世界的家里即使这样简单的条件也满足不了。他家的灶房矮的很,一个成年人是不能不低头进去的。一个小灯泡在黑夜里发着幽幽的光。照在哪里都是模糊一片。夏天到来了。别人家做人造肉,他们家没有。只好找来西瓜皮切切放在锅里。西瓜皮在我们乡下是喂猪用的。偶尔也会做炒菜用。
世界的妈妈和妹妹都是盲人。家里唯一的劳动力就是他那长满络腮胡须的父亲。他父亲不太喜欢说话。只是下地干活。大约是贫寒的生活,沉重的生活负担让他父亲有了许多心事。世界那时候还小。他的心事并没有人可以分担。生活就这样一天一天活着。他眼盲的妈妈和妹妹也尽可能的做一些力所能及的劳动,例如剥玉米颗粒。成熟的玉米采摘下来要入仓,没有大机器帮忙的情况下只好双手剥,几天下来,手上的皮肤就会受伤,变得通红脆弱。
世界的妹妹大多时候就坐在门前安静的剥玉米,她那时候八九岁,已习惯眼疾给她的生活带来的不便,她并无别人的那种忧伤,相反一天天的喜欢笑,他妹妹笑起来的时候牙齿洁白,白得发亮,这让我很感觉他们家井水的神奇。
世界的玩伴是不缺少的。因为他力气大,个子又高。手工布鞋到了他脚上总被顶出一两个洞。小朋友们三三两两做伴去网鱼。一阵满头大汗以后,网上来的只是些小鱼苗。这不免让他们沮丧。
世界说:“已经很好了,至少可以吃炸鱼了,哈哈哈。”
其他的小朋友说:“那这些都给你吧。”
世界不要那么多,他们随身带有玻璃瓶塑料瓶。世界说:“分一些装瓶子里,拿回去养着,再大一些放水盆里养着。总会变大的。放心吧。”

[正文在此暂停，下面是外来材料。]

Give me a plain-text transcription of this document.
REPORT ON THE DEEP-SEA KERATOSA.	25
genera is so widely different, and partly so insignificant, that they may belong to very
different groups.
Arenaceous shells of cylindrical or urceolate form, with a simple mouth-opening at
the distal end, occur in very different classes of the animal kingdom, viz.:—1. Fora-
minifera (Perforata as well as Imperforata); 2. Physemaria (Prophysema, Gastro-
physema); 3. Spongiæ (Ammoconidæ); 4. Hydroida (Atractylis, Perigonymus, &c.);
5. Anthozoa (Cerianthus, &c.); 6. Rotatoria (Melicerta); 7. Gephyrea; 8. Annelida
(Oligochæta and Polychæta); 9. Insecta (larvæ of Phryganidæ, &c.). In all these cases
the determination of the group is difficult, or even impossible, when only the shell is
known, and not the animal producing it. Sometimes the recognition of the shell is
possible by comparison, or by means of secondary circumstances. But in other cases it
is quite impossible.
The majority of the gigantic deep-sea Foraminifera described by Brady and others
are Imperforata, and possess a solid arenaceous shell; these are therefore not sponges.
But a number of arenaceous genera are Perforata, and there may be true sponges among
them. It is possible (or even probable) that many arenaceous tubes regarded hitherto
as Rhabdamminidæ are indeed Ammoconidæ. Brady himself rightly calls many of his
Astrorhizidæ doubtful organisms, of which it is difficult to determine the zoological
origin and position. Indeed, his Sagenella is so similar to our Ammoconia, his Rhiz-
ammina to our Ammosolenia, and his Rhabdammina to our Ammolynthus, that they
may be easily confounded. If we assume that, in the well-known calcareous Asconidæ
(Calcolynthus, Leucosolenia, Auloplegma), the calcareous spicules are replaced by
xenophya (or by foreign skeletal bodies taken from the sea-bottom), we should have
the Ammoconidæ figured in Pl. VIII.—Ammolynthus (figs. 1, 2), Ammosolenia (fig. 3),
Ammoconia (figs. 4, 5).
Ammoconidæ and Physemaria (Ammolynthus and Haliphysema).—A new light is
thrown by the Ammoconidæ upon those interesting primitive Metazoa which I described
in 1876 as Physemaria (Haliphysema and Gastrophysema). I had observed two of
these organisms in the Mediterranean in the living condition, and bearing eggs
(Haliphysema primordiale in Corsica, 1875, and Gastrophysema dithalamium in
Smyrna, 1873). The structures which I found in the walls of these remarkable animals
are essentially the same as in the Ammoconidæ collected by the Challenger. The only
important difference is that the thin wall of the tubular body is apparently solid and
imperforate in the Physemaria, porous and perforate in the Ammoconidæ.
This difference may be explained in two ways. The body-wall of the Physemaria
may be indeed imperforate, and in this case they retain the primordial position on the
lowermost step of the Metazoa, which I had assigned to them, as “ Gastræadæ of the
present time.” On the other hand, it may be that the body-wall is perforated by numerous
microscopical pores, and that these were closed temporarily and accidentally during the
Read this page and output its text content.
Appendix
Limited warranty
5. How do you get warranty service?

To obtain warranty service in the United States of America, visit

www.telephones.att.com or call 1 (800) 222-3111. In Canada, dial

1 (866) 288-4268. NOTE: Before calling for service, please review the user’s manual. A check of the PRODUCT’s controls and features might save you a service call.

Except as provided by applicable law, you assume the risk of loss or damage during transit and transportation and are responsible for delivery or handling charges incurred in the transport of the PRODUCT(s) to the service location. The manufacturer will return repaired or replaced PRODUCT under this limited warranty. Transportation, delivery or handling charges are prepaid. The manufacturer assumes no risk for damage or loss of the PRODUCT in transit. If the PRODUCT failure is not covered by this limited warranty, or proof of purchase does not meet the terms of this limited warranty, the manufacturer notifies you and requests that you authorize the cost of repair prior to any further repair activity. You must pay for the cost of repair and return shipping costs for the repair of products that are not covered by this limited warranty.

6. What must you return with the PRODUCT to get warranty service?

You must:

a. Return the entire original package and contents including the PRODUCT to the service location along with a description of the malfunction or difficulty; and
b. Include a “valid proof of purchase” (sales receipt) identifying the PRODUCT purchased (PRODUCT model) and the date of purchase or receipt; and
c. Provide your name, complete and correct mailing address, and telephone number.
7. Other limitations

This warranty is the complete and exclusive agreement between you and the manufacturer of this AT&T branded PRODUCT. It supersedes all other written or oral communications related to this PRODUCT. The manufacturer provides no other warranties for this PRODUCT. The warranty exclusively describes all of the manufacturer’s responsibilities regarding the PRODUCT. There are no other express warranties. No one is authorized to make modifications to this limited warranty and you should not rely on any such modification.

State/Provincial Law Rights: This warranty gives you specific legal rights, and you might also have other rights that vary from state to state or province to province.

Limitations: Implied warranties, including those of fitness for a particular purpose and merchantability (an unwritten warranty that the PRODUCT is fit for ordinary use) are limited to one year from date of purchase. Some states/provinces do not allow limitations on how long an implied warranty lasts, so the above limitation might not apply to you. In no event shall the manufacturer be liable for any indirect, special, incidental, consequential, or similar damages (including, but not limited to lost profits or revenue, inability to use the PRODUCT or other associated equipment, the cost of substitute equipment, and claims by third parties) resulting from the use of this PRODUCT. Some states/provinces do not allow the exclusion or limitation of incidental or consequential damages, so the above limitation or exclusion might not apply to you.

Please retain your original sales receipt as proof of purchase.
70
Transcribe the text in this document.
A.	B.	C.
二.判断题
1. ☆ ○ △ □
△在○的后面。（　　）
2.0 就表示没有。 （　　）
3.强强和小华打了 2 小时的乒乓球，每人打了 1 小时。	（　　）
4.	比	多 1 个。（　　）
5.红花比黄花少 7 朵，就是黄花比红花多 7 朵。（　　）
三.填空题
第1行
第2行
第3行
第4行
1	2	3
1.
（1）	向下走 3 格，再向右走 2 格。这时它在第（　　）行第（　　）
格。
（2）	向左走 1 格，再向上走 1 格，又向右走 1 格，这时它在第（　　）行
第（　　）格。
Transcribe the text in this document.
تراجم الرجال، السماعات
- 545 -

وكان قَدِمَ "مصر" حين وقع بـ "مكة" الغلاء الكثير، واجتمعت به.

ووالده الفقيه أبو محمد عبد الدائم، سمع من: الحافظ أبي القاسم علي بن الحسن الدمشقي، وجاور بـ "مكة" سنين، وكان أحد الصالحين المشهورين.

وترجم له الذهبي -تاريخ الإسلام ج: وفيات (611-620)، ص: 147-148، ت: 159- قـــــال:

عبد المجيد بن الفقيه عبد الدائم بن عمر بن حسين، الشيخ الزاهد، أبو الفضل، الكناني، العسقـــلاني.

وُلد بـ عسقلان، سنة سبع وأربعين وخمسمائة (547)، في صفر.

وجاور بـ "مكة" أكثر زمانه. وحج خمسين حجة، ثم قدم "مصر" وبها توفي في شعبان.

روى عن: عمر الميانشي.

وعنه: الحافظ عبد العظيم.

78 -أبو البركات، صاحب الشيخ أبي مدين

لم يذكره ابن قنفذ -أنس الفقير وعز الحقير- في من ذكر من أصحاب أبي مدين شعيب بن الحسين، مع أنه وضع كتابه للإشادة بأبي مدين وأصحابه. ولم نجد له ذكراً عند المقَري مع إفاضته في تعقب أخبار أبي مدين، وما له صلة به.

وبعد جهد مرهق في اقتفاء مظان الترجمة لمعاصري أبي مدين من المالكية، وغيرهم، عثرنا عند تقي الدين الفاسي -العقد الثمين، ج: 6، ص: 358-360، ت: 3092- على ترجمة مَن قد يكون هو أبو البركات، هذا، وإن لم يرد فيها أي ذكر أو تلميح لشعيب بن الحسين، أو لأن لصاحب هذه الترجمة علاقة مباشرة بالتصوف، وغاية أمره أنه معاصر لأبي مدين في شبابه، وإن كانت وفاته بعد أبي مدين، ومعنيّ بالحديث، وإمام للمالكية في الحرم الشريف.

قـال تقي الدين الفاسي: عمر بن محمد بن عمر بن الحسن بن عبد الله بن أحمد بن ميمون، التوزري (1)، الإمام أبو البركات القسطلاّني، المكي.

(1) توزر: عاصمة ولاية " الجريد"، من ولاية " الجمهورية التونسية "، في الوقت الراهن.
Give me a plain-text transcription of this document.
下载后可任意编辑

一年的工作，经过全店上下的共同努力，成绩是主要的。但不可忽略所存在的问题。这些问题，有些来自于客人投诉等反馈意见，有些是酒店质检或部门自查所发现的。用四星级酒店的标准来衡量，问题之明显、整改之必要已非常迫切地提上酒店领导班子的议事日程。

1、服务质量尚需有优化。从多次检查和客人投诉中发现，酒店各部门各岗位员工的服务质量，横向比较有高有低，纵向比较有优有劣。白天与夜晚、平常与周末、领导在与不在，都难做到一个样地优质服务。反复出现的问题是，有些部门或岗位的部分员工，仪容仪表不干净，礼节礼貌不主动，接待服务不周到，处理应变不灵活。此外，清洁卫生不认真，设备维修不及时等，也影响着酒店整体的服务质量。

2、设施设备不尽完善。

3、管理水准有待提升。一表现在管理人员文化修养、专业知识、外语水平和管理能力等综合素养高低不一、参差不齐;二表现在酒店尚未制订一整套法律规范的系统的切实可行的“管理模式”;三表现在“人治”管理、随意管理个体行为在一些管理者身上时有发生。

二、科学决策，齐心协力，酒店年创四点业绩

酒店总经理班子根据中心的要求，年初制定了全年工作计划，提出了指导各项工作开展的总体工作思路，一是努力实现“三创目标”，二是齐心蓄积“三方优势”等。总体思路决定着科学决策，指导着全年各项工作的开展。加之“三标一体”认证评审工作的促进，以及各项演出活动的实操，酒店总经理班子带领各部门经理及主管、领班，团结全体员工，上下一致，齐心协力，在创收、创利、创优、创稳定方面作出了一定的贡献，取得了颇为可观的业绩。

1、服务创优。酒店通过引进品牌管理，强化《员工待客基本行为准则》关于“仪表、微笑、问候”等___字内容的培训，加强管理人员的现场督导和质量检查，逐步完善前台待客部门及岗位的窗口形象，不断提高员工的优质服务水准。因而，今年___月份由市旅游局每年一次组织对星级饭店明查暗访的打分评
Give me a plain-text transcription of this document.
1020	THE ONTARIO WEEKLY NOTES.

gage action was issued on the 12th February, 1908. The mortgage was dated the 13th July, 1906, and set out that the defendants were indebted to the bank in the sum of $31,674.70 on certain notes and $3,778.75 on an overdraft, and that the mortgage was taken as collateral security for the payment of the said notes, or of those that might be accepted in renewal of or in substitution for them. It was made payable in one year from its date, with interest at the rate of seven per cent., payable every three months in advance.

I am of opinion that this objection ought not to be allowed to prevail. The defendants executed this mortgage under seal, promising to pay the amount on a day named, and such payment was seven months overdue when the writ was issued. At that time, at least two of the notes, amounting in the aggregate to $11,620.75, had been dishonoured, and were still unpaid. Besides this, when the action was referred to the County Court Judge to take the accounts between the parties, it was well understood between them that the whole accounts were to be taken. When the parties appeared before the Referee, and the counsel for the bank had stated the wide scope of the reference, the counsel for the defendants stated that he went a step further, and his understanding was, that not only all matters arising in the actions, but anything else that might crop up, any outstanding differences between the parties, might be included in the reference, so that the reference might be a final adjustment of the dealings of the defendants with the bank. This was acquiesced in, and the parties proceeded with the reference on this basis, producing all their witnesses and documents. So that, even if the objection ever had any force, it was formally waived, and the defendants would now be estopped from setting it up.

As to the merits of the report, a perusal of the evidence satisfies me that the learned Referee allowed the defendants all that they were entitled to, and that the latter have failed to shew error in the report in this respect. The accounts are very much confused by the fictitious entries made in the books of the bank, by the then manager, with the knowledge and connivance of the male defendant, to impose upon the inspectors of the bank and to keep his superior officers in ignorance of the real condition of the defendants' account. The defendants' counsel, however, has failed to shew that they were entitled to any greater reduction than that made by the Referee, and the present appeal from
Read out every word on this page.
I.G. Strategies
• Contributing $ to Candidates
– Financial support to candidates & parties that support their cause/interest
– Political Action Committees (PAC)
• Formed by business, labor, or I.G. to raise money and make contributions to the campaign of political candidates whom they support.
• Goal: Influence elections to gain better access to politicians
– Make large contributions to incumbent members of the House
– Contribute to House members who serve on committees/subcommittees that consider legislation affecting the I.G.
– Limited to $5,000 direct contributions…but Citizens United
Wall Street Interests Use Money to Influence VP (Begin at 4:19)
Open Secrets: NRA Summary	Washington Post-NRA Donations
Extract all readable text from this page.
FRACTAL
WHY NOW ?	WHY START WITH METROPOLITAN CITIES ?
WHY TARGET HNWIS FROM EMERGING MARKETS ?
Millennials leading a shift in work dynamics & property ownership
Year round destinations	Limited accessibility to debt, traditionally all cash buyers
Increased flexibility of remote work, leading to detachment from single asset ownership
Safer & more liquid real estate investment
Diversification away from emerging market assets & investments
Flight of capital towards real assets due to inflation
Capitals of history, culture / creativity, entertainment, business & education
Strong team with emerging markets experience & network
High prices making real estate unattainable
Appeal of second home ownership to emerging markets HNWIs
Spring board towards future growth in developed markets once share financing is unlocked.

几个小朋友没事的时候喜欢在一起吹牛,其中一个说:“我去过天安门,那年,我还和毛主席握过手。”
别的随声攀比:“那我在沙漠里骑过骆驼。驾驾驾,骆驼跑起来还是很快的,比公交车还快。”
其实小朋友们从出生时就在一块长大,他们最多去过乡镇喝过一些胡辣汤,这些情况大家都是知道的。可是一谈起天安门和沙漠,骆驼。他们还是满脸好奇和惊讶。啊呀,你怎么这么厉害。
世界和他们围坐在一起。听同龄的小伙伴说着笑着。院内,传来了他妈妈的咳嗽声。世界向天边的夕阳看去,此刻,漫天晚霞,美丽无比。
家长们有时候会督促小孩的成绩和作业,小孩子是很少会在意这些的。有时候考个头一二名,所得到的奖励就是煮两个鸡蛋,来补充一下营养。那时候鸡蛋是可以拿去学校零食摊去换雪糕冰棍的。我从未见过世界去拿鸡蛋换过什么。
河边的草丛黄了又绿,绿了又黄。水塘里也渐渐不再有人洗澡了。世界的爸爸在一次下地干活时感觉劳累去了医院做检查。奇怪的很。人就是这样,不检查的时候,感觉什么病都没有。一检查什么病都出来了。他爸爸最后是吐血而死的。
那时候我已离开家乡,一直到现在都没有再见过世界一面。
世界承担起照顾妈妈和妹妹的责任,村里面的高楼终于一座挨着一座拔地而起。他今年大约也三十岁出头了。
当年一起网鱼吹牛的小孩,到现在能再见面的寥寥无几。他们也许早已去过沙漠,骑过骆驼了。
世界呢,可能他早就结婚生子了吧。希望他有一个善良的姑娘陪伴。陪着他度过寒冷的天。让他在这个世界上少一点委屈和辛苦,这样就好。